その時はまさか佐村河内守という人物がこれほど世間を騒がせることになるとは夢にも思わなかったが、更にそこからこんなにもよくできたドキュメンタリー映画が作られるとは…

これはもう観てもらうしかないので内容に関してはあまり言うことはないが、「佐村河内?あのペテン師やろ?それのドキュメンタリーってなに?ギャグ?」と言うような人であればある程より楽しめる作品だということは確か。

なによりこの作品に関して「結局耳聞こえんの?」とか「作曲出来るんか出来へんのかどっち?」といった批判や感想をあーだこーだ述べること自体がこの映画の「ドキュメンタリー映画としての強度」を補完する事にしかならず、結果として森達也監督の手の上で踊らされている自分のちっぽけさに羞恥を覚える事になるだけなので、2015年に発行された文芸誌「新潮 1320号」に掲載された、作家の円城塔がトマス・ピンチョンの「重力の虹」新訳版発売に際して寄せた文章からの引用を持って自戒の念としたい。

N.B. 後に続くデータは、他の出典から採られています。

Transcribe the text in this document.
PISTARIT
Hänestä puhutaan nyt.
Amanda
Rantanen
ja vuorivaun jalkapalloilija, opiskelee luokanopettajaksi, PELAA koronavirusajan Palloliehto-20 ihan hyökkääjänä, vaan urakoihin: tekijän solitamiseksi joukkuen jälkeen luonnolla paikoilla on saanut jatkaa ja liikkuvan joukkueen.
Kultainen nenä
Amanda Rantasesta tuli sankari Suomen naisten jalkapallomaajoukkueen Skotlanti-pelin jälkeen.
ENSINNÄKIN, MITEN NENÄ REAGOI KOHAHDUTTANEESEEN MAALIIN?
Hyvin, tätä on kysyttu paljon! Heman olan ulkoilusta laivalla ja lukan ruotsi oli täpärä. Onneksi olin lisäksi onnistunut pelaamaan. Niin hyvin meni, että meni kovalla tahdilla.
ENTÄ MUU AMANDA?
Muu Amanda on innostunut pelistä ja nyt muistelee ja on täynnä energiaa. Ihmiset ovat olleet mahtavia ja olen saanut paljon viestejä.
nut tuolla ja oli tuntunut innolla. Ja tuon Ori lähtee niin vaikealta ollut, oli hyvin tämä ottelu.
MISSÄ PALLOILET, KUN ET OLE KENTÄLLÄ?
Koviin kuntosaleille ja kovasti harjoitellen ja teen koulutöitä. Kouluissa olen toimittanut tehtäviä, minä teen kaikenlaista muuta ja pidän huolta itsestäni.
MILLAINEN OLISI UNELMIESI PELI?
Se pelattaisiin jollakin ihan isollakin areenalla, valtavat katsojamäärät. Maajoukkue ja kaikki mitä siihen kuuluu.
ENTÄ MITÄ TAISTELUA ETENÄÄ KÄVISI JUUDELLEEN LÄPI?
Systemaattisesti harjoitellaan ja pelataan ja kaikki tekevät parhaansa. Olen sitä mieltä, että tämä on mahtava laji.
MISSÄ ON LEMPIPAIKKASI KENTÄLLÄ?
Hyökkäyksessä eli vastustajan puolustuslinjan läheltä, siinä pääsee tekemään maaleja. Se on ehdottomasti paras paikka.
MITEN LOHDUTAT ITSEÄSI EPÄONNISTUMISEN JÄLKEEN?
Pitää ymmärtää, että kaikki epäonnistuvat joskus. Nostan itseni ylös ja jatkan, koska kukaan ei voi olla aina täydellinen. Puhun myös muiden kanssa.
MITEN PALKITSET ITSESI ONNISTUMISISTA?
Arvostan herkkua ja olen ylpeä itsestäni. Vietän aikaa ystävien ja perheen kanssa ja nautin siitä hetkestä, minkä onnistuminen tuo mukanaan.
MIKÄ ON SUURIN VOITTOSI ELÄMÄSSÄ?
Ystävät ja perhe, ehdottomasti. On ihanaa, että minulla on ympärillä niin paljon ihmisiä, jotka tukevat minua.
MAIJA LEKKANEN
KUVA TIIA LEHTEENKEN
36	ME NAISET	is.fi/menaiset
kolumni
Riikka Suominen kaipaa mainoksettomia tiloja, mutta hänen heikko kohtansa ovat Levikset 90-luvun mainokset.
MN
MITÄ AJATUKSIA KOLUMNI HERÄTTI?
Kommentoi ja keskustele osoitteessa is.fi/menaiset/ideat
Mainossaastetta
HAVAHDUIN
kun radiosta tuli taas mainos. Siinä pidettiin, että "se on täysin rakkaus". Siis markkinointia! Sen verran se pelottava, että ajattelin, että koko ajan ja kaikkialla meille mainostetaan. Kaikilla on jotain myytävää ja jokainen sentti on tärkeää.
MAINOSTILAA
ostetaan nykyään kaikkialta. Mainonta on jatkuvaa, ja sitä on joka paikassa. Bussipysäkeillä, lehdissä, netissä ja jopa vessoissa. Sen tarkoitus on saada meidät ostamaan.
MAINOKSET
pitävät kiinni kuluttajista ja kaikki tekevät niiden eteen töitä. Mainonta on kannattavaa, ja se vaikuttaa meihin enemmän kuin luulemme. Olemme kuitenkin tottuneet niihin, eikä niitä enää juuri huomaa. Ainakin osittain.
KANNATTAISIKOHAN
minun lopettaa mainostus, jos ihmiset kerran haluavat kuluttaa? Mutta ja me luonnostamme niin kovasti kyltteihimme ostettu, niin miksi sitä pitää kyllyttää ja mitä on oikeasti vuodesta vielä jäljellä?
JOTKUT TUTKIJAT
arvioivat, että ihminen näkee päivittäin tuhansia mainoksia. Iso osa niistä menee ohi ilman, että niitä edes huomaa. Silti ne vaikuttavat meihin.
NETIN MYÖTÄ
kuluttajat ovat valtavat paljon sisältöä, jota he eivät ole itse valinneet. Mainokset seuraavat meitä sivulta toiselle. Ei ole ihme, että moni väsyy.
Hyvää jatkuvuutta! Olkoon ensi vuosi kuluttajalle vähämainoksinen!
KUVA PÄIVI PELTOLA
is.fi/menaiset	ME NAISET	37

「(重力の虹のような)スケールの書物の前でさえ、我々は立ち尽くし、陰謀を疑い、書かれてもいない筋を読み取り、自分勝手な主張を重ね、独りよがりな読みを押しつけ、あいつはわかっていないと言い出し、俺にはこれだけわかったと言い、まるで歴史を手に入れたかのように、歴史を語ることができるかのように振る舞い、人としての限界を露呈していく。」

いやほんま意地悪すぎるやろこの映画。